Personal information
- Born: 25 December 1961 (age 64) Christchurch, New Zealand

Sport
- Country: New Zealand
- Sport: Speed skating
- Turned pro: 1982
- Retired: 1996

= Tony Smith (speed skater) =

New Zealand short track speed skater

Tony Lee Smith (born 25 December 1961 in Christchurch) is a short track speed skater from New Zealand.

He competed in Short Track Speed Skating at a national level from 1982 until he retired from competitive skating in 1996 aged 34-year-old. During this time he broke or held numerous open or national records in individual or relay skating events. He is still the current New Zealand Record holder for the 160m Straight Sprint, a race that was held each year in conjunction with the National Long Track Speed Skating Championships.

He competed for New Zealand in two Olympic Winter games. At the 1992 Winter Olympics in Albertville, France; the team he was in came 4th in the 5000 m short-track relay missing the bronze medal by just 0.7 sec.

At the 1994 Winter Olympics in Lillehammer, Norway; the team he was in was placed 8th in the 5000 m short-track relay, after being disqualified in the B final. At the Lillehammer games he carried the New Zealand flag at the opening ceremony.

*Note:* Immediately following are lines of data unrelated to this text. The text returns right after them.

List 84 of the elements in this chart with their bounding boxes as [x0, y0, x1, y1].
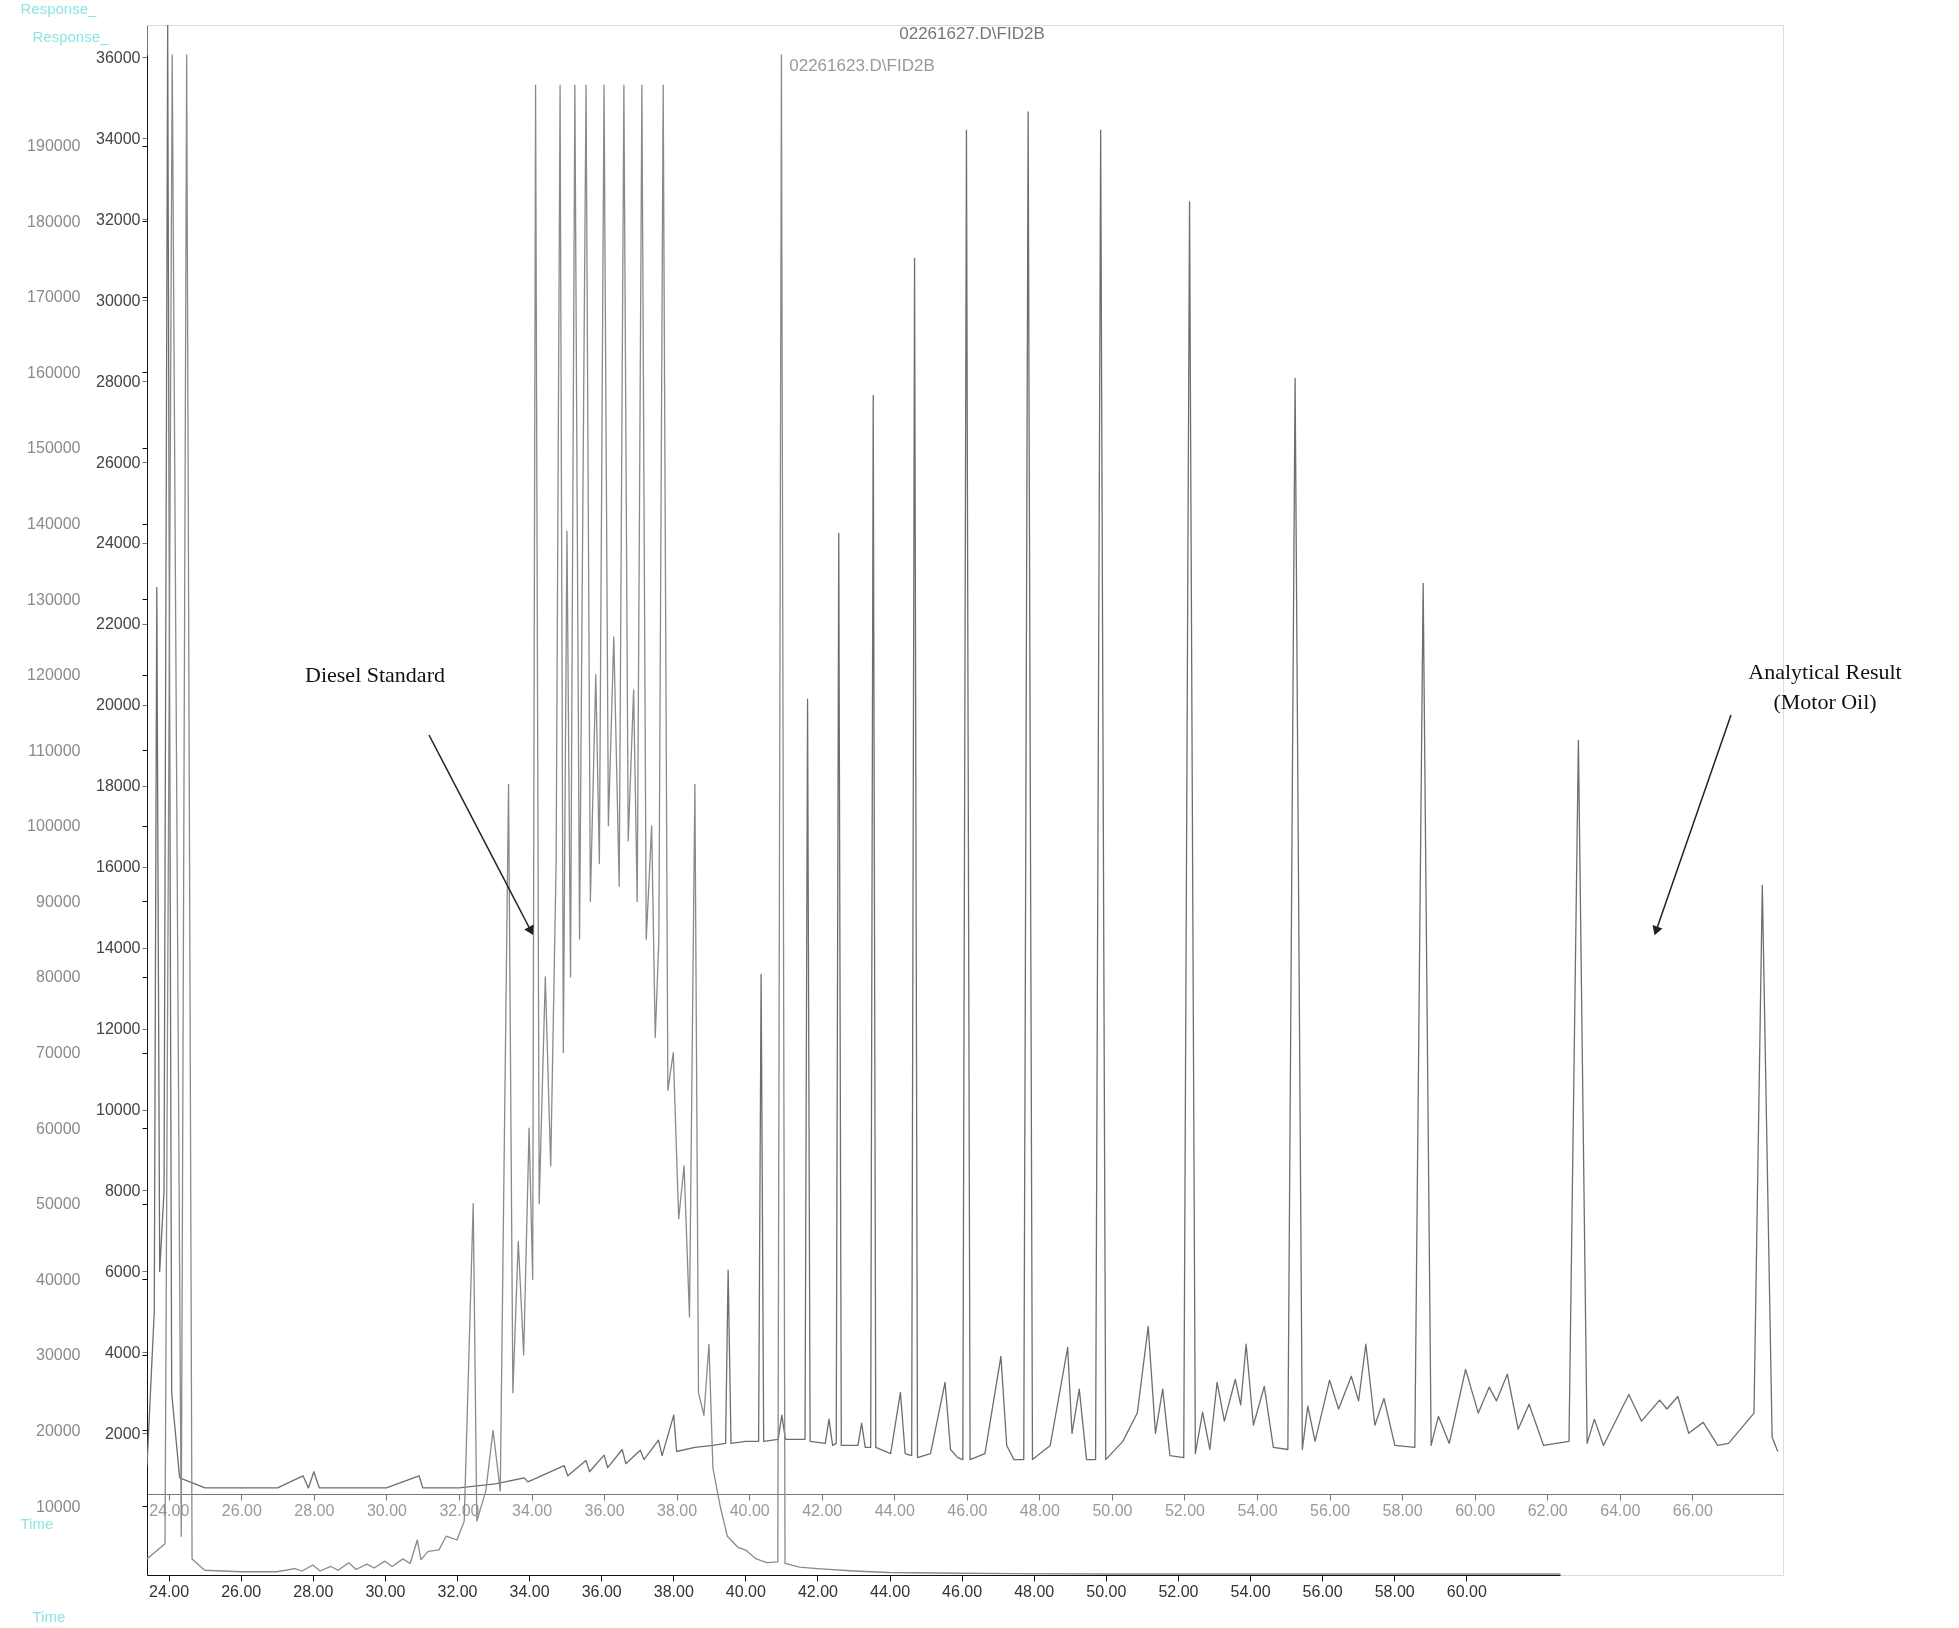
y-tick-label: 130000	[27, 590, 81, 608]
x-tick-label: 54.00	[1230, 1582, 1271, 1600]
x-tick-label: 40.00	[725, 1582, 766, 1600]
x-tick-label: 44.00	[874, 1501, 915, 1519]
x-tick-label: 60.00	[1455, 1501, 1496, 1519]
x-tick-label: 52.00	[1158, 1582, 1199, 1600]
y-tick-label: 32000	[96, 210, 141, 228]
y-tick-label: 14000	[96, 939, 141, 957]
y-tick-label: 12000	[96, 1020, 141, 1038]
x-tick-label: 40.00	[729, 1501, 770, 1519]
x-tick-label: 30.00	[366, 1501, 408, 1519]
x-tick-label: 30.00	[365, 1582, 406, 1600]
x-tick-label: 56.00	[1302, 1582, 1343, 1600]
x-tick-label: 60.00	[1446, 1582, 1487, 1600]
x-tick-label: 36.00	[584, 1501, 625, 1519]
y-axis-title: Response_	[32, 27, 110, 45]
y-tick-label: 6000	[104, 1262, 141, 1280]
x-tick-label: 26.00	[221, 1582, 262, 1600]
y-tick-label: 140000	[27, 515, 81, 533]
y-tick-label: 120000	[27, 666, 81, 684]
x-tick-label: 32.00	[437, 1582, 478, 1600]
x-axis-title: Time	[32, 1607, 66, 1625]
y-tick-label: 100000	[27, 817, 81, 835]
x-tick-label: 50.00	[1086, 1582, 1127, 1600]
annotation: Diesel Standard	[305, 662, 445, 687]
x-tick-label: 54.00	[1237, 1501, 1278, 1519]
x-tick-label: 28.00	[294, 1501, 335, 1519]
x-tick-label: 48.00	[1014, 1582, 1055, 1600]
x-tick-label: 50.00	[1092, 1501, 1133, 1519]
y-tick-label: 160000	[27, 363, 81, 381]
y-tick-label: 80000	[36, 968, 81, 986]
y-tick-label: 190000	[27, 137, 81, 155]
chart-title: 02261627.D\FID2B	[899, 24, 1045, 43]
x-tick-label: 28.00	[293, 1582, 334, 1600]
y-tick-label: 180000	[27, 212, 81, 230]
x-tick-label: 56.00	[1310, 1501, 1351, 1519]
y-tick-label: 16000	[96, 858, 141, 876]
x-tick-label: 36.00	[581, 1582, 622, 1600]
x-tick-label: 26.00	[221, 1501, 262, 1519]
x-tick-label: 58.00	[1374, 1582, 1415, 1600]
y-tick-label: 28000	[96, 372, 141, 390]
annotation: Analytical Result (Motor Oil)	[1748, 659, 1902, 714]
x-tick-label: 48.00	[1019, 1501, 1060, 1519]
x-tick-label: 42.00	[802, 1501, 843, 1519]
y-tick-label: 10000	[36, 1497, 81, 1515]
y-tick-label: 60000	[36, 1119, 81, 1137]
y-tick-label: 22000	[96, 615, 141, 633]
x-tick-label: 58.00	[1382, 1501, 1423, 1519]
x-tick-label: 46.00	[947, 1501, 988, 1519]
x-tick-label: 62.00	[1527, 1501, 1568, 1519]
y-axis-title: Response_	[20, 0, 98, 17]
y-tick-label: 90000	[36, 892, 81, 910]
x-tick-label: 34.00	[509, 1582, 550, 1600]
x-tick-label: 46.00	[942, 1582, 983, 1600]
x-tick-label: 42.00	[797, 1582, 839, 1600]
y-tick-label: 2000	[104, 1424, 141, 1442]
y-tick-label: 150000	[27, 439, 81, 457]
y-tick-label: 50000	[36, 1195, 81, 1213]
y-tick-label: 20000	[96, 696, 141, 714]
x-axis-title: Time	[20, 1514, 54, 1532]
x-tick-label: 64.00	[1600, 1501, 1641, 1519]
x-tick-label: 44.00	[870, 1582, 911, 1600]
chart-title: 02261623.D\FID2B	[789, 56, 935, 75]
y-tick-label: 18000	[96, 777, 141, 795]
x-tick-label: 24.00	[149, 1582, 190, 1600]
x-tick-label: 52.00	[1164, 1501, 1206, 1519]
y-tick-label: 10000	[96, 1101, 141, 1119]
x-tick-label: 34.00	[511, 1501, 553, 1519]
y-tick-label: 70000	[36, 1044, 81, 1062]
x-tick-label: 38.00	[653, 1582, 694, 1600]
y-tick-label: 8000	[104, 1181, 141, 1199]
x-tick-label: 66.00	[1672, 1501, 1713, 1519]
y-tick-label: 20000	[36, 1421, 81, 1439]
y-tick-label: 40000	[36, 1270, 81, 1288]
y-tick-label: 26000	[96, 453, 141, 471]
y-tick-label: 34000	[96, 129, 141, 147]
y-tick-label: 170000	[27, 288, 81, 306]
x-tick-label: 38.00	[657, 1501, 698, 1519]
y-tick-label: 4000	[104, 1343, 141, 1361]
y-tick-label: 30000	[36, 1346, 81, 1364]
y-tick-label: 30000	[96, 291, 141, 309]
y-tick-label: 24000	[96, 534, 141, 552]
y-tick-label: 110000	[28, 741, 81, 759]
y-tick-label: 36000	[96, 48, 141, 66]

He was a New Zealand Representative in Short Track Speed Skating at three World Championship events. 1991 World Championships in Sydney where the team he was in came 2nd. 1991 World Teams Championships in Korea (6th) and the 1993 World Championships in China where the team he was placed 1st in the 5000 m relay in a world-record time.

He also represented Canterbury in Track Cycling at the 1984 and 1985 New Zealand National Championships competing in both the Sprint and 1 Kilometer Time Trial.